EP wil reistijd van slachtvee inkorten
Het Europees Parlement (EP) wil dat dieren niet langer dan negen uur onderweg zijn als ze naar het slachthuis gaan.
Een meerderheid aanvaardde dinsdag in Straatsburg een voorstel hierover van de CDA’er Maat. Een deel van de afgevaardigden, onder wie de fractieleden van ChristenUnie-SGP, die de betekenis van het rentmeesterschap in dit verband benadrukten, had liever een limiet gezien van acht uur, omdat die samenvalt met de maximale periode waarin een chauffeur achter het stuur mag zitten. Pogingen om zo’n verdere aanscherping in te voeren, haalden het echter niet.
Het EP vindt dat dieren zo dicht mogelijk bij hun verblijfplaats geslacht moeten worden, ook als dat duurder is dan het slachten in een ander land. De betrokken EU-instelling roept op de ontwikkeling en het gebruik van lokale en mobiele abattoirs te bevorderen.
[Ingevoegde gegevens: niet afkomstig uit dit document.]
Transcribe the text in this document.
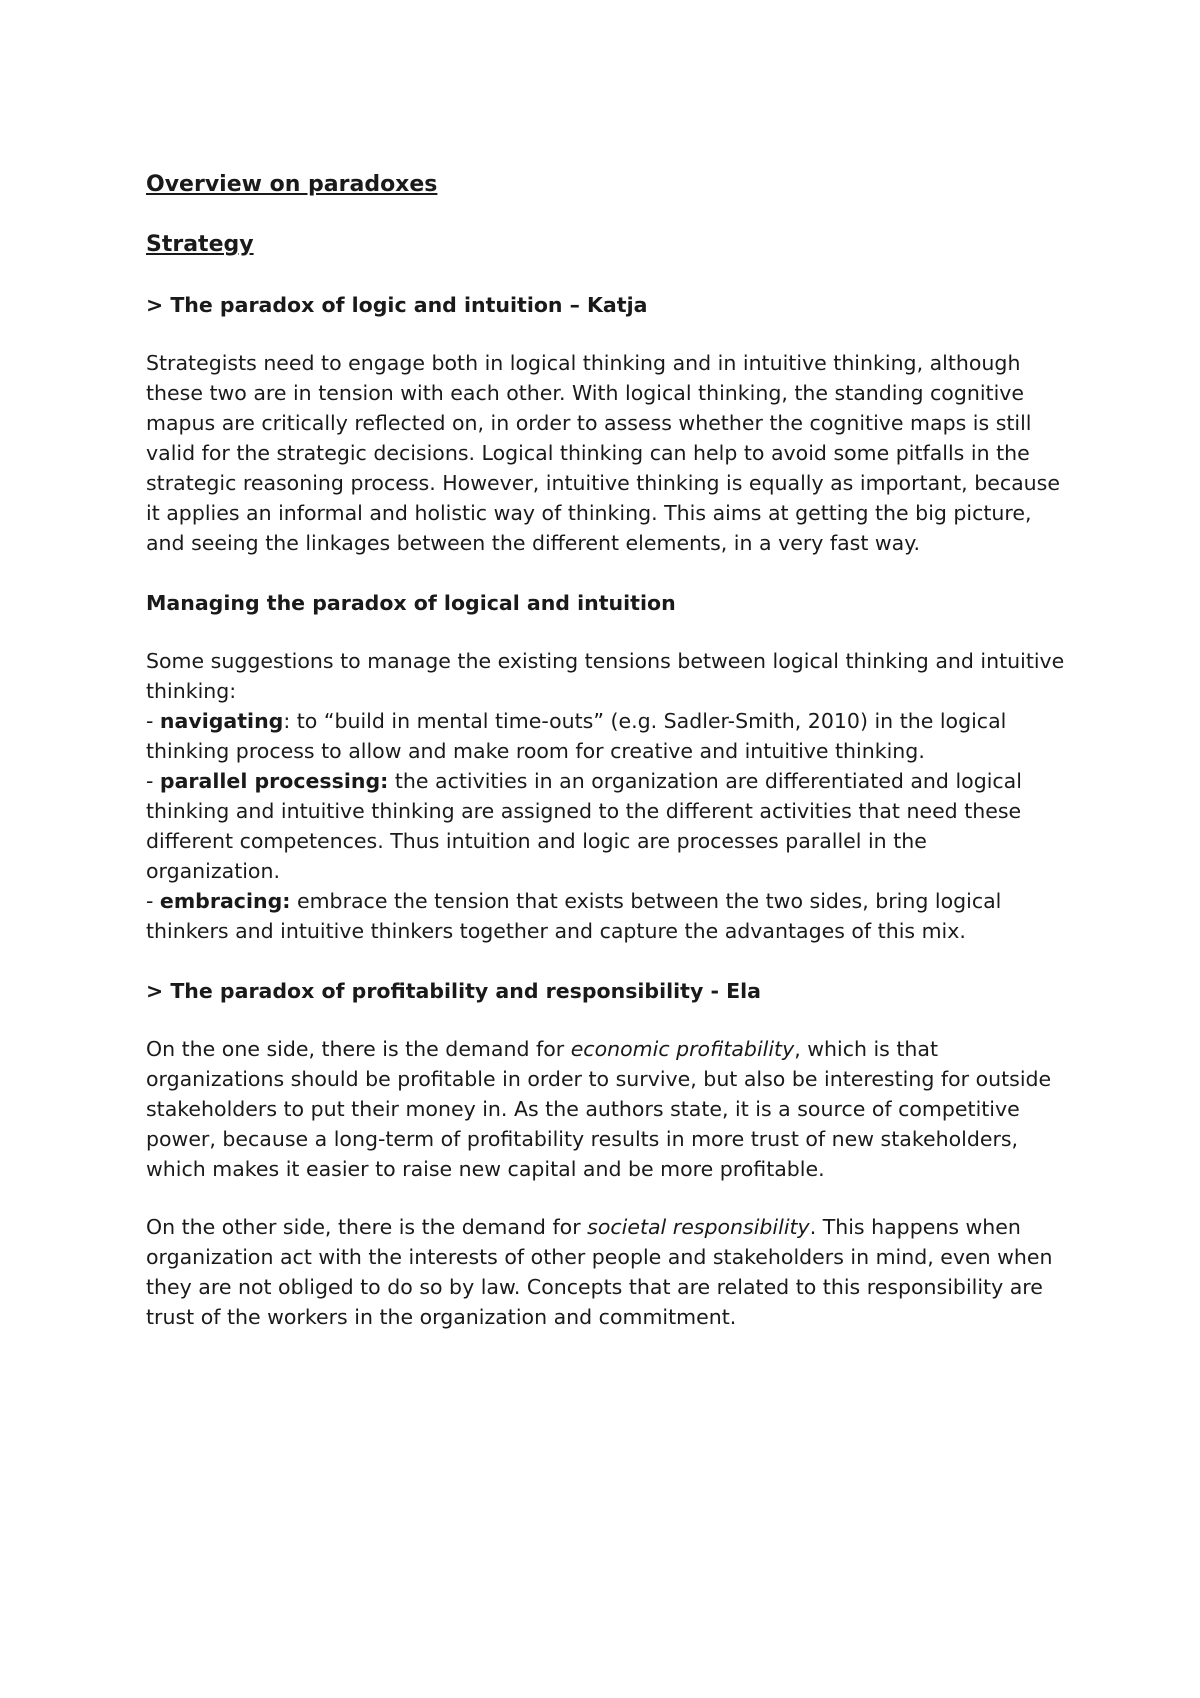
Overview on paradoxes

Strategy

> The paradox of logic and intuition – Katja

Strategists need to engage both in logical thinking and in intuitive thinking, although these two are in tension with each other. With logical thinking, the standing cognitive mapus are critically reflected on, in order to assess whether the cognitive maps is still valid for the strategic decisions. Logical thinking can help to avoid some pitfalls in the strategic reasoning process. However, intuitive thinking is equally as important, because it applies an informal and holistic way of thinking. This aims at getting the big picture, and seeing the linkages between the different elements, in a very fast way.

Managing the paradox of logical and intuition

Some suggestions to manage the existing tensions between logical thinking and intuitive thinking:

- navigating: to “build in mental time-outs” (e.g. Sadler-Smith, 2010) in the logical thinking process to allow and make room for creative and intuitive thinking.

- parallel processing: the activities in an organization are differentiated and logical thinking and intuitive thinking are assigned to the different activities that need these different competences. Thus intuition and logic are processes parallel in the organization.

- embracing: embrace the tension that exists between the two sides, bring logical thinkers and intuitive thinkers together and capture the advantages of this mix.

> The paradox of profitability and responsibility - Ela

On the one side, there is the demand for economic profitability, which is that organizations should be profitable in order to survive, but also be interesting for outside stakeholders to put their money in. As the authors state, it is a source of competitive power, because a long-term of profitability results in more trust of new stakeholders, which makes it easier to raise new capital and be more profitable.

On the other side, there is the demand for societal responsibility. This happens when organization act with the interests of other people and stakeholders in mind, even when they are not obliged to do so by law. Concepts that are related to this responsibility are trust of the workers in the organization and commitment.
Viervoeters die bestemd zijn voor openbare voorstellingen en tentoonstellingen en voor culturele, sport- en opleidingsactiviteiten worden van de werkingssfeer van de verordening over de transportduur uitgezonderd. Voor zieke of gewonde dieren en voor varkens jonger dan drie weken gelden juist strengere bepalingen. Er komt een certificeringsplicht voor de vrachtwagens en de vervoerders dienen voortaan over een vergunning te beschikken.
De opvattingen van het EP fungeren als advies aan de EU-ministers van Landbouw. Die beslissen uiteindelijk. Zij vergaderen eind april over het onderwerp. In een eerder stadium hebben zij aangegeven dat zij voorstander zijn van een langere reistijd dan nu bepleit door het Parlement.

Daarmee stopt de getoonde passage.